Massed bagles launch their attack
Antivirus experts have declared today as 'Bagle day' after discovering three variants of the virus within a few hours.
The variants apparently modify themselves by stealing file icons stored on hard drives and attach them to the emails they spread with. The laboratory technicians at F-Secure found one of the variants (Bagle.AV) on a Web site accessed by another version of the virus.
Bagle.AV, the company said on its Web log, was likely to be a prototype as it only sent itself to a limited number of email addresses. The virus even borrowed an F-Secure icon when it sent itself.
"This is probably a test variant because it just has a bunch of addresses in its email folder," said Patrik Runald, technical manager for F-Secure. "The others are self-perpetuating viruses that travel via email and peer-to-peer file sharing folders."

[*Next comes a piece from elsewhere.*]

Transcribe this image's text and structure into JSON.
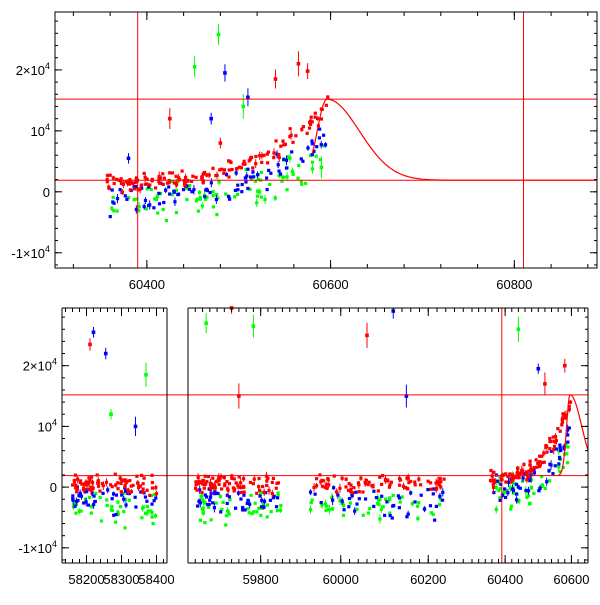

According to the firm, Bagle.AT appeared shortly afterwards and was causing 36 percent of the company's virus reports at the time of writing. F-Secure said that Bagle.AT, which was given a level-two threat alert, was number one in the virus statistics today.
The third variant of the virus, Bagle.AU, popped its head around the corner shortly afterwards. F-Secure said that the virus had the same functionality as Bagle.AT, but used a different control panel applet to execute with. Bagle.AU was ranked as number 12 in the company's virus statistics.
"It's a massmailer like .AT," said Runald. ".AU is a replicated variant, but the fundamentals of the virus are the same."